Cape Town – Government is keeping a beady eye over state-owned companies, one specifically being South African Airways (SAA).
According to the medium-term budget policy statement, government’s “major explicit” contingent liabilities were its guarantees, which amounted to R263 billion at the end of 2015/16.
This was because several entities had not fully used their available guarantees.
For the embattled and virtually insolvent SAA, government had injected a further R19 billion guarantee to ensure it could operate and make a profit. So far it has only used R14 billion but the national carrier continues to post losses.
Government has come under fierce criticism over its decision to reappoint President Jacob Zuma’s alleged friend Dudu Myeni to the helm of the board.
In the last financial year SAA posted a loss of R1.5 billion.
The vacant seats on the board have now been filled and it is at full strength.
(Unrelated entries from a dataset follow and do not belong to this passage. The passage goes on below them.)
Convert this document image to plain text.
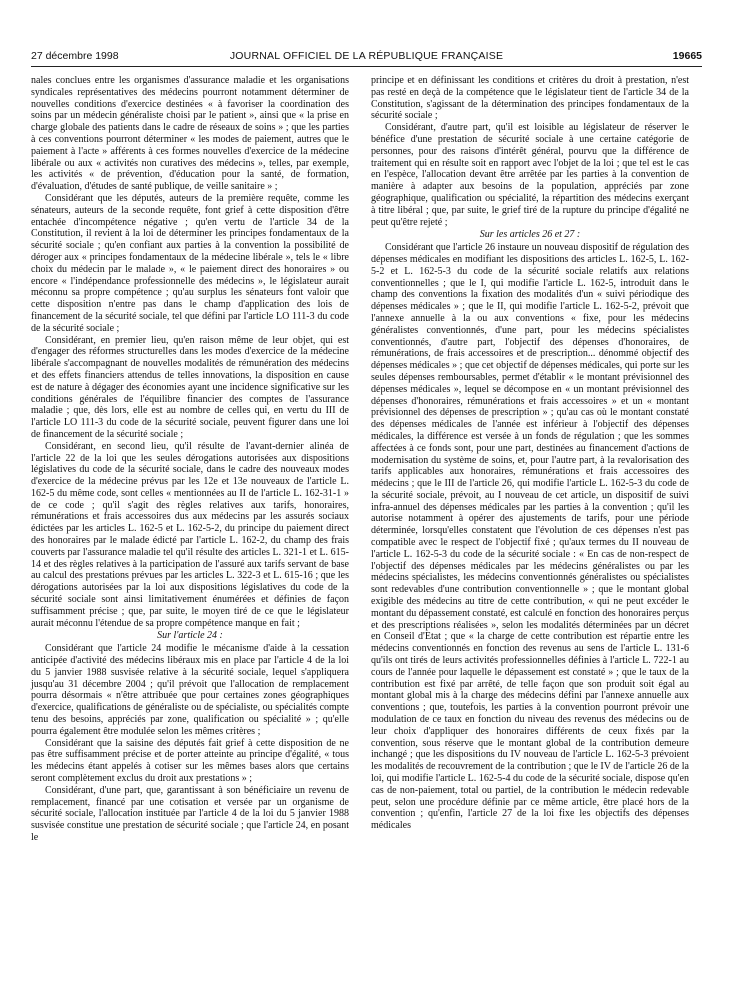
27 décembre 1998	JOURNAL OFFICIEL DE LA RÉPUBLIQUE FRANÇAISE	19665

nales conclues entre les organismes d'assurance maladie et les organisations syndicales représentatives des médecins pourront notamment déterminer de nouvelles conditions d'exercice destinées « à favoriser la coordination des soins par un médecin généraliste choisi par le patient », ainsi que « la prise en charge globale des patients dans le cadre de réseaux de soins » ; que les parties à ces conventions pourront déterminer « les modes de paiement, autres que le paiement à l'acte » afférents à ces formes nouvelles d'exercice de la médecine libérale ou aux « activités non curatives des médecins », telles, par exemple, les activités « de prévention, d'éducation pour la santé, de formation, d'évaluation, d'études de santé publique, de veille sanitaire » ;

Considérant que les députés, auteurs de la première requête, comme les sénateurs, auteurs de la seconde requête, font grief à cette disposition d'être entachée d'incompétence négative ; qu'en vertu de l'article 34 de la Constitution, il revient à la loi de déterminer les principes fondamentaux de la sécurité sociale ; qu'en confiant aux parties à la convention la possibilité de déroger aux « principes fondamentaux de la médecine libérale », tels le « libre choix du médecin par le malade », « le paiement direct des honoraires » ou encore « l'indépendance professionnelle des médecins », le législateur aurait méconnu sa propre compétence ; qu'au surplus les sénateurs font valoir que cette disposition n'entre pas dans le champ d'application des lois de financement de la sécurité sociale, tel que défini par l'article LO 111-3 du code de la sécurité sociale ;

Considérant, en premier lieu, qu'en raison même de leur objet, qui est d'engager des réformes structurelles dans les modes d'exercice de la médecine libérale s'accompagnant de nouvelles modalités de rémunération des médecins et des effets financiers attendus de telles innovations, la disposition en cause est de nature à dégager des économies ayant une incidence significative sur les conditions générales de l'équilibre financier des comptes de l'assurance maladie ; que, dès lors, elle est au nombre de celles qui, en vertu du III de l'article LO 111-3 du code de la sécurité sociale, peuvent figurer dans une loi de financement de la sécurité sociale ;

Considérant, en second lieu, qu'il résulte de l'avant-dernier alinéa de l'article 22 de la loi que les seules dérogations autorisées aux dispositions législatives du code de la sécurité sociale, dans le cadre des nouveaux modes d'exercice de la médecine prévus par les 12e et 13e nouveaux de l'article L. 162-5 du même code, sont celles « mentionnées au II de l'article L. 162-31-1 » de ce code ; qu'il s'agit des règles relatives aux tarifs, honoraires, rémunérations et frais accessoires dus aux médecins par les assurés sociaux édictées par les articles L. 162-5 et L. 162-5-2, du principe du paiement direct des honoraires par le malade édicté par l'article L. 162-2, du champ des frais couverts par l'assurance maladie tel qu'il résulte des articles L. 321-1 et L. 615-14 et des règles relatives à la participation de l'assuré aux tarifs servant de base au calcul des prestations prévues par les articles L. 322-3 et L. 615-16 ; que les dérogations autorisées par la loi aux dispositions législatives du code de la sécurité sociale sont ainsi limitativement énumérées et définies de façon suffisamment précise ; que, par suite, le moyen tiré de ce que le législateur aurait méconnu l'étendue de sa propre compétence manque en fait ;

Sur l'article 24 :

Considérant que l'article 24 modifie le mécanisme d'aide à la cessation anticipée d'activité des médecins libéraux mis en place par l'article 4 de la loi du 5 janvier 1988 susvisée relative à la sécurité sociale, lequel s'appliquera jusqu'au 31 décembre 2004 ; qu'il prévoit que l'allocation de remplacement pourra désormais « n'être attribuée que pour certaines zones géographiques d'exercice, qualifications de généraliste ou de spécialiste, ou spécialités compte tenu des besoins, appréciés par zone, qualification ou spécialité » ; qu'elle pourra également être modulée selon les mêmes critères ;

Considérant que la saisine des députés fait grief à cette disposition de ne pas être suffisamment précise et de porter atteinte au principe d'égalité, « tous les médecins étant appelés à cotiser sur les mêmes bases alors que certains seront complètement exclus du droit aux prestations » ;

Considérant, d'une part, que, garantissant à son bénéficiaire un revenu de remplacement, financé par une cotisation et versée par un organisme de sécurité sociale, l'allocation instituée par l'article 4 de la loi du 5 janvier 1988 susvisée constitue une prestation de sécurité sociale ; que l'article 24, en posant le

principe et en définissant les conditions et critères du droit à prestation, n'est pas resté en deçà de la compétence que le législateur tient de l'article 34 de la Constitution, s'agissant de la détermination des principes fondamentaux de la sécurité sociale ;

Considérant, d'autre part, qu'il est loisible au législateur de réserver le bénéfice d'une prestation de sécurité sociale à une certaine catégorie de personnes, pour des raisons d'intérêt général, pourvu que la différence de traitement qui en résulte soit en rapport avec l'objet de la loi ; que tel est le cas en l'espèce, l'allocation devant être arrêtée par les parties à la convention de manière à adapter aux besoins de la population, appréciés par zone géographique, qualification ou spécialité, la répartition des médecins exerçant à titre libéral ; que, par suite, le grief tiré de la rupture du principe d'égalité ne peut qu'être rejeté ;

Sur les articles 26 et 27 :

Considérant que l'article 26 instaure un nouveau dispositif de régulation des dépenses médicales en modifiant les dispositions des articles L. 162-5, L. 162-5-2 et L. 162-5-3 du code de la sécurité sociale relatifs aux relations conventionnelles ; que le I, qui modifie l'article L. 162-5, introduit dans le champ des conventions la fixation des modalités d'un « suivi périodique des dépenses médicales » ; que le II, qui modifie l'article L. 162-5-2, prévoit que l'annexe annuelle à la ou aux conventions « fixe, pour les médecins généralistes conventionnés, d'une part, pour les médecins spécialistes conventionnés, d'autre part, l'objectif des dépenses d'honoraires, de rémunérations, de frais accessoires et de prescription... dénommé objectif des dépenses médicales » ; que cet objectif de dépenses médicales, qui porte sur les seules dépenses remboursables, permet d'établir « le montant prévisionnel des dépenses médicales », lequel se décompose en « un montant prévisionnel des dépenses d'honoraires, rémunérations et frais accessoires » et un « montant prévisionnel des dépenses de prescription » ; qu'au cas où le montant constaté des dépenses médicales de l'année est inférieur à l'objectif des dépenses médicales, la différence est versée à un fonds de régulation ; que les sommes affectées à ce fonds sont, pour une part, destinées au financement d'actions de modernisation du système de soins, et, pour l'autre part, à la revalorisation des tarifs applicables aux honoraires, rémunérations et frais accessoires des médecins ; que le III de l'article 26, qui modifie l'article L. 162-5-3 du code de la sécurité sociale, prévoit, au I nouveau de cet article, un dispositif de suivi infra-annuel des dépenses médicales par les parties à la convention ; qu'il les autorise notamment à opérer des ajustements de tarifs, pour une période déterminée, lorsqu'elles constatent que l'évolution de ces dépenses n'est pas compatible avec le respect de l'objectif fixé ; qu'aux termes du II nouveau de l'article L. 162-5-3 du code de la sécurité sociale : « En cas de non-respect de l'objectif des dépenses médicales par les médecins généralistes ou par les médecins spécialistes, les médecins conventionnés généralistes ou spécialistes sont redevables d'une contribution conventionnelle » ; que le montant global exigible des médecins au titre de cette contribution, « qui ne peut excéder le montant du dépassement constaté, est calculé en fonction des honoraires perçus et des prescriptions réalisées », selon les modalités déterminées par un décret en Conseil d'Etat ; que « la charge de cette contribution est répartie entre les médecins conventionnés en fonction des revenus au sens de l'article L. 131-6 qu'ils ont tirés de leurs activités professionnelles définies à l'article L. 722-1 au cours de l'année pour laquelle le dépassement est constaté » ; que le taux de la contribution est fixé par arrêté, de telle façon que son produit soit égal au montant global mis à la charge des médecins défini par l'annexe annuelle aux conventions ; que, toutefois, les parties à la convention pourront prévoir une modulation de ce taux en fonction du niveau des revenus des médecins ou de leur choix d'appliquer des honoraires différents de ceux fixés par la convention, sous réserve que le montant global de la contribution demeure inchangé ; que les dispositions du IV nouveau de l'article L. 162-5-3 prévoient les modalités de recouvrement de la contribution ; que le IV de l'article 26 de la loi, qui modifie l'article L. 162-5-4 du code de la sécurité sociale, dispose qu'en cas de non-paiement, total ou partiel, de la contribution le médecin redevable peut, selon une procédure définie par ce même article, être placé hors de la convention ; qu'enfin, l'article 27 de la loi fixe les objectifs des dépenses médicales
Director-general Lungisa Fuzile said Treasury had considered the guarantee and was confident the board and a team of competent executives could turn the airline’s poor performance around.
“We wouldn’t want to throw good money after bad. We can’t just give money without getting the assurance … government wouldn’t give money to an entity without having a sense that there is a strong effort made within the entity to fix a whole list of things.”
Finding a strategic partner was still an option that could be considered if the airline continued to perform poorly, he said.